Adventures in Ice Cream Making

For graduation, my friend and former roommate Lara gave me an ice cream maker and a book - Jeni's Splendid Ice Creams at Home. For you Columbus people, you may have heard about this wonderful recipe book Jeni came out with recently in which she actually tells you how to make her wonderful ice cream. If you have never heard of Jeni's, well, that is a real shame. She makes some of the best and most unusual ice cream I have ever had. And now I can make it at home.
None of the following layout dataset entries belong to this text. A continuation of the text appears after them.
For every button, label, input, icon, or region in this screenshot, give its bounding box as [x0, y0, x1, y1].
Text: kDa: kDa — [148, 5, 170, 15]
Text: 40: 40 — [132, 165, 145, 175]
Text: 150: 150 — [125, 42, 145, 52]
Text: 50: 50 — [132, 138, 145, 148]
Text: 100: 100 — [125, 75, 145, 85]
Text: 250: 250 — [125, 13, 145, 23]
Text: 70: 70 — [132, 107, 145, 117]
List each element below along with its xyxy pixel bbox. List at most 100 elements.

A few days before I received my amazing gift, I had actually found a place in Burbank that carries Jeni's ice cream. Its a little place called the Handy Market, perhaps LA peeps have seen the famous Saturday barbeque along Magnolia. (If you've never tried the ribs, they are fantastic).  We picked up two pints - Roasted Red Cherry and Goat Cheese and Wildberry Lavender, for $11.99 each. Needless to say, they are both gone.

For our first ice cream adventure, we decided to make Salty Caramel, Jeni's signature flavor. There are no fancy ingredients. The only difficult (and very dangerous) part is making the caramel by cooking sugar dry. It is a very good way to give yourself 3rd degree burns. Fortunately, I had some experience making caramel in the past for an apple tart. Unfortunately, using the wet technique didn't turn out very well. :-/

First we begin by assembling our ingredients: corn syrup, whole milk, heavy cream, corn starch, cream cheese, vanilla, salt and sugar. That's everything! At this point its hard to believe these discrete items will form a smooth velvety ice-cream.
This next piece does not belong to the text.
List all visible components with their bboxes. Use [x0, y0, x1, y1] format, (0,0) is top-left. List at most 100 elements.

I begin by cooking the sugar into caramel. I remember that at my last attempt at caramel I was impatient and took it off way too soon, so this time I make myself stand and wait until the amber color appears. Luckily, no burns were sustained by any party.
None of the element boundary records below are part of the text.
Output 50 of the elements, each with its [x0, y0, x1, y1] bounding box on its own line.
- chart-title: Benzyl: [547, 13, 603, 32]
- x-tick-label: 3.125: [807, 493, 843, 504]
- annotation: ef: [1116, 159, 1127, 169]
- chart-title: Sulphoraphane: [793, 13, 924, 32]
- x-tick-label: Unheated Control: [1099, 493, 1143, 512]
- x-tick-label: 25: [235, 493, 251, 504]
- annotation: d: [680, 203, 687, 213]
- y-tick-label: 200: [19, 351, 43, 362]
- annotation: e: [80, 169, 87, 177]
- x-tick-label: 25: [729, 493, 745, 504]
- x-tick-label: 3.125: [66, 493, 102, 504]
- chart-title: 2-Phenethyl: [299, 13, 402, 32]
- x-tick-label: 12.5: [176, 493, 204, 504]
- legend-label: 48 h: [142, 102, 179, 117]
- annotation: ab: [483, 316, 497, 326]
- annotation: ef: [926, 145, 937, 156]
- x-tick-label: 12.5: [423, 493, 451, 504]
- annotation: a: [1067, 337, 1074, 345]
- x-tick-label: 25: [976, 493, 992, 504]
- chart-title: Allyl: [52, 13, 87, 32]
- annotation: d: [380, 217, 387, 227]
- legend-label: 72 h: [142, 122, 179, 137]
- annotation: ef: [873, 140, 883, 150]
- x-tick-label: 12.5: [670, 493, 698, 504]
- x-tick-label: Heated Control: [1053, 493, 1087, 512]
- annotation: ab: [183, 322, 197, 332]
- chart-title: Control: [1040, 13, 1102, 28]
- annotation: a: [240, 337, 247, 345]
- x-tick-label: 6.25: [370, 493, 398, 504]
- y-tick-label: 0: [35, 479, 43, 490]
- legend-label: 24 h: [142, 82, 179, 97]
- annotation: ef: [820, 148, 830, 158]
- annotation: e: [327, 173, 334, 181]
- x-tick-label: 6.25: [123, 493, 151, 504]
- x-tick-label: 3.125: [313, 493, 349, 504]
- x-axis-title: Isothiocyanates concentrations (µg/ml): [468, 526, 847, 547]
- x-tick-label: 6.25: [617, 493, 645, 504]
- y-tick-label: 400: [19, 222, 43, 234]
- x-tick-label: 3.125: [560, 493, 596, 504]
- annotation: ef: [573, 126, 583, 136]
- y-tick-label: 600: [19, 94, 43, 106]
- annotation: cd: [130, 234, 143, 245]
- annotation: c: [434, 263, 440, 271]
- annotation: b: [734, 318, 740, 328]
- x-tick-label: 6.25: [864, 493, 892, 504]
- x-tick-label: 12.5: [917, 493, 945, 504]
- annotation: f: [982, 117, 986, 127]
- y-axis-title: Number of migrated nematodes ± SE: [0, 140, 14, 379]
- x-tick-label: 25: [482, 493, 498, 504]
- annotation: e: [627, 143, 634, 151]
Next add the heavy cream and corn syrup mixture, then milk, finally milk and corn starch, then whisk into salted cream cheese.

Then the creamy mixture cools down in an ice bath. At this point I had to run to the store for the third time to pick up more things I had forgotten to get on the last two trips, namely parchment paper to put on the finished ice cream. I also got some freezer bags because oops, we didn't have enough ice. 

Next it makes its way into the ice cream machine. The canister for the ice cream machine has been in the freezer for 24 hours. At first, the ice cream looks like liquid peanut butter cookie batter.
The machine churns and churns and it starts more and more to resemble ice cream. After 20 minutes I decide its done. It goes into a container with parchment paper on top and into the freezer.

We wait 4 hours because that's what it says in the book. Then - its time to taste our creation.

It is unbelievably smooth and creamy. It tastes like caramel alright, with a slightly bitter finish. This is because I let the sugar go a bit too long. Jeni says knowing the right moment to take it off the heat is almost instinctual. Perhaps I should have started with a less delicate recipe, but oh well. It still tastes delicious! (and is almost gone already!)

I can't wait to try the next recipe!